Following the death of his wife in a car accident, a college professor decides to teach English Literature at a university in Genova, Italy. Joe is accompanied by his two daughters, 16-year-old Kelly and 10-year-old Mary. The trio occupies a flat in the crowded Genova streets and soon adapt to the local way of life, taking day trips to the beach and hiring an Italian tutor in musical composition.

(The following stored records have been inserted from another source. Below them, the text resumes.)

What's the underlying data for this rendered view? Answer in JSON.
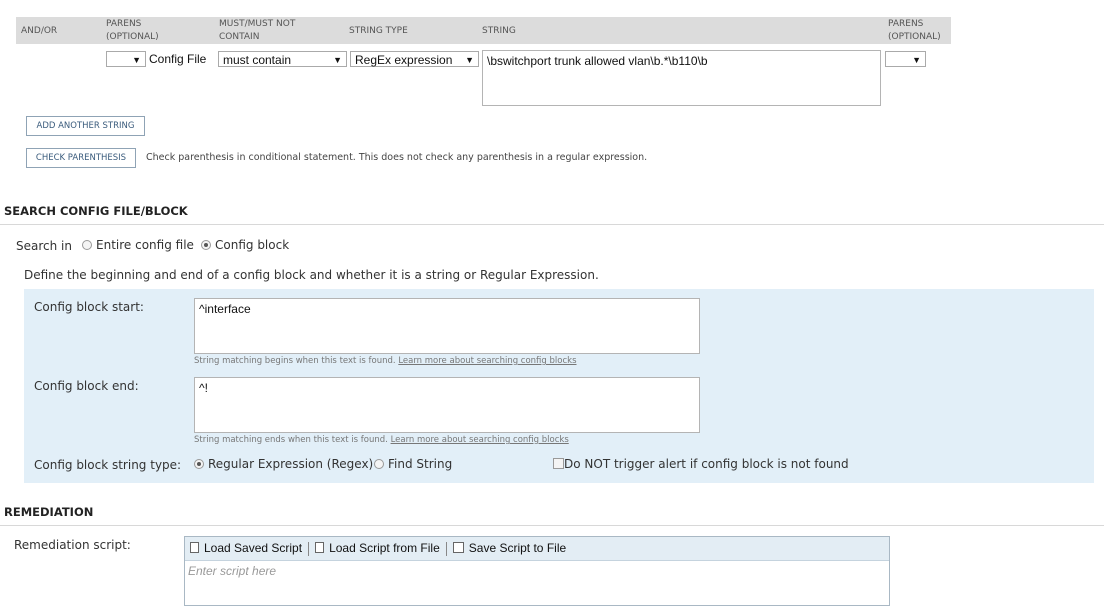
{
  "header": {
    "and_or": "AND/OR",
    "parens_open": "PARENS (OPTIONAL)",
    "must": "MUST/MUST NOT CONTAIN",
    "string_type": "STRING TYPE",
    "string": "STRING",
    "parens_close": "PARENS (OPTIONAL)"
  },
  "row": {
    "open_paren": "",
    "target": "Config File",
    "must_value": "must contain",
    "type_value": "RegEx expression",
    "string_value": "\\bswitchport trunk allowed vlan\\b.*\\b110\\b",
    "close_paren": "",
    "arrow": "▼"
  },
  "buttons": {
    "add_string": "ADD ANOTHER STRING",
    "check_parens": "CHECK PARENTHESIS",
    "check_note": "Check parenthesis in conditional statement. This does not check any parenthesis in a regular expression."
  },
  "search": {
    "title": "SEARCH CONFIG FILE/BLOCK",
    "search_in": "Search in",
    "entire": "Entire config file",
    "block": "Config block",
    "selected": "block",
    "define": "Define the beginning and end of a config block and whether it is a string or Regular Expression.",
    "start_label": "Config block start:",
    "start_value": "^interface",
    "start_help": "String matching begins when this text is found.",
    "end_label": "Config block end:",
    "end_value": "^!",
    "end_help": "String matching ends when this text is found.",
    "learn_more": "Learn more about searching config blocks",
    "type_label": "Config block string type:",
    "regex": "Regular Expression (Regex)",
    "find": "Find String",
    "type_selected": "regex",
    "no_trigger": "Do NOT trigger alert if config block is not found",
    "no_trigger_checked": false
  },
  "remediation": {
    "title": "REMEDIATION",
    "label": "Remediation script:",
    "load_saved": "Load Saved Script",
    "load_file": "Load Script from File",
    "save_file": "Save Script to File",
    "placeholder": "Enter script here"
  }
}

Kelly falls in love with local Italian teenage boy and begins dating him, surreptitiously without her father's knowledge. Mary remains close to her father and still deals with painful memories of her mother's death. Mary was directly responsible for the accident and remains haunted by her image.

Joe, while enjoying life in Genova, has to deal with the demands of being a single parent while also balancing his re-emergent love life. One romantic interest is Barbara, a colleague at the university with whom he shared a brief romantic relationship back at Harvard when both were students. Barbara tries to get close to the family, helping with translation and their day-to-day needs in Genova, but crossing the thin line between good advice and intrusion in their private ways in the process. Another romantic interest is a young Italian student in Joe's literature class. She is brash and idealistic and quickly makes her intentions known to the suddenly single professor.

One day, Joe makes a lunch date with the Italian student, simultaneously spurning the much older Barbara. Kelly gets into a fight with her Italian boyfriend and is forced to hitch a ride home from the beach. Meanwhile, Mary is left to walk home alone due to Kelly's tardiness and instead follows an apparition of her late mother across a busy intersection, causing yet another car crash and almost getting killed. The movie ends with the two daughters beginning their studies at a local Italian secondary school, eager to start a new chapter as a family, having already learned a great deal about family, love, and mourning, on the colourful streets of Genova.

Cast

Production

Andrew Eaton produced the film and suggested that it reflected Michael Winterbottom's family life in the same way that Winterbottom's ex-wife, Sabrina Broadbent, had documented their family life in her novel Descent: An Irresistible Tragicomedy of Everyday Life.[2]

Music

The theme used for the opening credits is the Le Grand Choral by Georges Delerue, first used in La Nuit Americaine. Étude No. 3 (Tristesse) by Chopin recurs throughout.

Reception

Genoa was generally well received. As of June 2020, the film holds a 77% approval rating on Rotten Tomatoes, based on 44 reviews with an average rating of 6.24/10. The website's critics consensus reads: "Michael Winterbottom's tale of grief and mourning, though frustrating in places, is intelligent filmmaking with superb central performances."[3] The film was released direct to DVD in the United States in April 2011, immediately after Firth's Oscar win, under the alternate title A Summer in Genoa.

References

  1. ^ Toronto Film Festival lineup 2008
  2. ^ Sheila Johnston (31 March 2009). "Michael Winterbottom interview: on his film 'Genova'". The Daily Telegraph. Retrieved 29 August 2013.
  3. ^ "Genova (2008)". Rotten Tomatoes. Archived from the original on 11 February 2010. Retrieved 29 June 2020.